4. In November 2013, Los Alamos scientists announced the development of a new type of Magnetic Resonance Imaging (MRI) technology called MagRay that is able to quickly and accurately distinguish between liquids that visually appear identical — providing a potential breakthrough for screening liquids at airport security. The technology works by examining where a liquid lies in a rubric utilizing MRI, proton content and X-ray density. The new technology, for instance, is able to distinguish between white wine and nitromethane, which could be used to make an explosive.

3. Los Alamos National Lab’s Roadrunner was the first supercomputer in the world that was able to sustain more than one quadrillion floating point operations, or calculations, per second.

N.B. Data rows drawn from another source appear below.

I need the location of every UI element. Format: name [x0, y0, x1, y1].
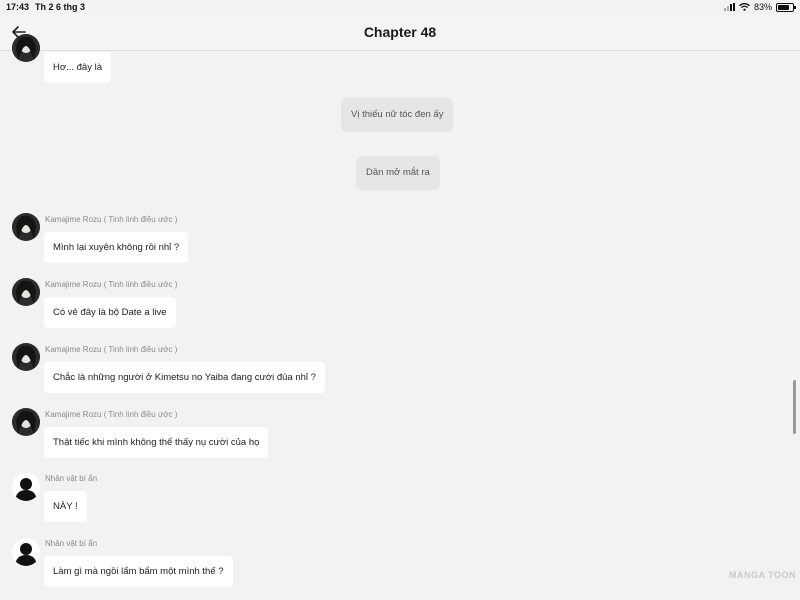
message-bubble: NÀY ! — [44, 491, 87, 522]
narration-bubble: Dần mở mắt ra — [356, 156, 440, 190]
message-bubble: Chắc là những người ở Kimetsu no Yaiba đ… — [44, 362, 325, 393]
narration-bubble: Vị thiếu nữ tóc đen ấy — [341, 98, 454, 132]
message-bubble: Thật tiếc khi mình không thể thấy nụ cườ… — [44, 427, 269, 458]
sender-name: Nhân vật bí ẩn — [45, 474, 98, 483]
avatar — [12, 473, 40, 501]
status-date: Th 2 6 thg 3 — [35, 2, 86, 12]
page-title: Chapter 48 — [363, 24, 437, 40]
avatar — [12, 343, 40, 371]
message-bubble: Mình lại xuyên không rồi nhỉ ? — [44, 232, 189, 263]
avatar — [12, 278, 40, 306]
watermark-logo: MANGA TOON — [729, 570, 796, 580]
status-time: 17:43 — [6, 2, 30, 12]
scrollbar[interactable] — [793, 380, 796, 434]
signal-icon — [723, 3, 735, 11]
sender-name: Kamajime Rozu ( Tinh linh điều ước ) — [45, 345, 178, 354]
battery-percent: 83% — [753, 2, 772, 12]
sender-name: Kamajime Rozu ( Tinh linh điều ước ) — [45, 215, 178, 224]
message-bubble: Có vẻ đây là bộ Date a live — [44, 297, 176, 328]
avatar — [12, 538, 40, 566]
wifi-icon — [739, 3, 750, 11]
header: Chapter 48 — [0, 14, 800, 51]
avatar — [12, 213, 40, 241]
message-bubble: Làm gì mà ngồi lẩm bẩm một mình thế ? — [44, 556, 233, 587]
sender-name: Nhân vật bí ẩn — [45, 539, 98, 548]
sender-name: Kamajime Rozu ( Tinh linh điều ước ) — [45, 280, 178, 289]
sender-name: Kamajime Rozu ( Tinh linh điều ước ) — [45, 410, 178, 419]
battery-icon — [776, 2, 796, 12]
status-bar: 17:43 Th 2 6 thg 3 83% — [0, 0, 800, 14]
avatar — [12, 34, 40, 62]
message-bubble: Hơ... đây là — [44, 52, 111, 83]
avatar — [12, 408, 40, 436]
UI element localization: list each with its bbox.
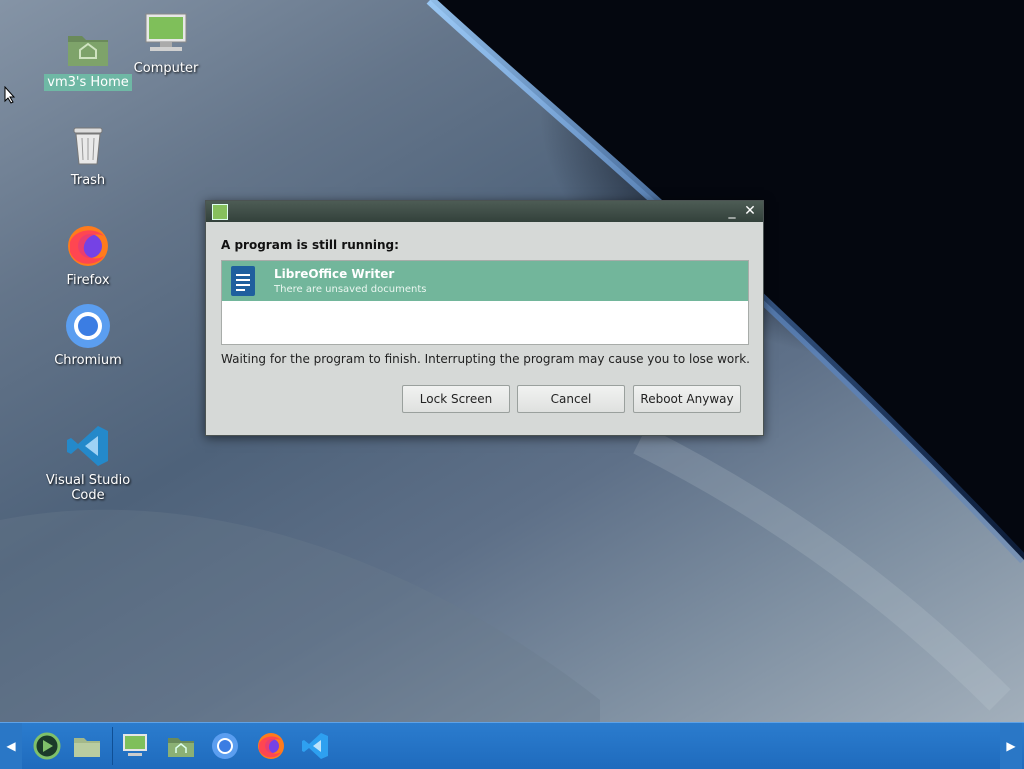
start-menu-icon[interactable] bbox=[30, 729, 64, 763]
desktop-icon-label: Firefox bbox=[66, 273, 110, 288]
computer-icon[interactable] bbox=[118, 729, 152, 763]
desktop-icon-label: Trash bbox=[70, 173, 106, 188]
desktop-icon-label: Visual Studio Code bbox=[45, 473, 131, 503]
mouse-cursor-icon bbox=[4, 86, 16, 104]
program-name: LibreOffice Writer bbox=[274, 267, 395, 281]
cancel-button[interactable]: Cancel bbox=[517, 385, 625, 413]
running-programs-list[interactable]: LibreOffice Writer There are unsaved doc… bbox=[221, 260, 749, 345]
desktop-icon-label: Chromium bbox=[54, 353, 122, 368]
minimize-button[interactable]: _ bbox=[723, 202, 741, 220]
session-icon bbox=[212, 204, 228, 220]
vscode-icon[interactable] bbox=[298, 729, 332, 763]
vscode-icon bbox=[64, 422, 112, 470]
lock-screen-button[interactable]: Lock Screen bbox=[402, 385, 510, 413]
logout-inhibit-dialog: _ ✕ A program is still running: LibreOff… bbox=[205, 200, 764, 436]
computer-icon bbox=[142, 10, 190, 58]
dialog-titlebar[interactable]: _ ✕ bbox=[206, 201, 763, 222]
desktop-icon-firefox[interactable]: Firefox bbox=[28, 222, 148, 289]
firefox-icon bbox=[64, 222, 112, 270]
desktop-icon-computer[interactable]: Computer bbox=[106, 10, 226, 77]
desktop-icon-vscode[interactable]: Visual Studio Code bbox=[28, 422, 148, 504]
desktop-icon-trash[interactable]: Trash bbox=[28, 122, 148, 189]
program-status: There are unsaved documents bbox=[274, 284, 427, 295]
trash-icon bbox=[64, 122, 112, 170]
reboot-anyway-button[interactable]: Reboot Anyway bbox=[633, 385, 741, 413]
home-folder-icon[interactable] bbox=[164, 729, 198, 763]
file-manager-icon[interactable] bbox=[70, 729, 104, 763]
taskbar-scroll-right-button[interactable]: ▶ bbox=[1000, 723, 1022, 769]
list-item[interactable]: LibreOffice Writer There are unsaved doc… bbox=[222, 261, 748, 301]
taskbar-scroll-left-button[interactable]: ◀ bbox=[0, 723, 22, 769]
chromium-icon bbox=[64, 302, 112, 350]
close-button[interactable]: ✕ bbox=[741, 202, 759, 220]
home-folder-icon bbox=[64, 24, 112, 72]
desktop-icon-label: Computer bbox=[133, 61, 199, 76]
taskbar: ◀ ▶ bbox=[0, 722, 1024, 769]
desktop-icon-chromium[interactable]: Chromium bbox=[28, 302, 148, 369]
dialog-heading: A program is still running: bbox=[221, 238, 399, 252]
dialog-message: Waiting for the program to finish. Inter… bbox=[221, 352, 750, 366]
chromium-icon[interactable] bbox=[208, 729, 242, 763]
firefox-icon[interactable] bbox=[254, 729, 288, 763]
libreoffice-writer-icon bbox=[231, 266, 255, 296]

During it’s initial phase of operation, Roadrunner was used to model the early universe, to model materials under extreme conditions and to create the largest HIV evolutionary tree. Later, Roadrunner was used for simulations in support of the Stockpile Stewardship Program.

2. In March 2012, scientists at Los Alamos National Lab’s Pulsed Field Facility set a world record by achieving a 100.75 tesla magnetic pulse, about 2 million times more powerful than the Earth’s magnetic field. The 100 tesla multi-shot magnet, called such because it can be used over and over again without being destroyed by the force of the magnetic field it creates, produces the most powerful non-destructive magnetic field in the world.

1. Scientists at Los Alamos National Lab, in collaboration with the French space institute, IRAP, developed the ChemCam, one of 10 scientific instruments onboard the Mars Science Laboratory rover Curiosity, which is currently exploring Gale Crater on Mars. The ChemCaminstrument is designed for two primary purposes: to determine the composition of rocks and soils, and to identify rocks and soils for analysis by other instruments on board the rover. The instrument works by first firing a series of laser pulses at a target (rock or soil) and then using a built-in telescope to capture the flashes. Finally, an onboard spectrometer “reads” the light and identifies the different types of atoms within the target (where different elements have a different “fingerprint”). When ChemCam fires its powerful laser pulse, it briefly focuses the energy of a million light bulbs onto an area the size of a pinhead. The laser blast can vaporize part of its target from up to 23 feet away. Recently, the ChemCam fired it’s 100,000th laser pulse on Mars.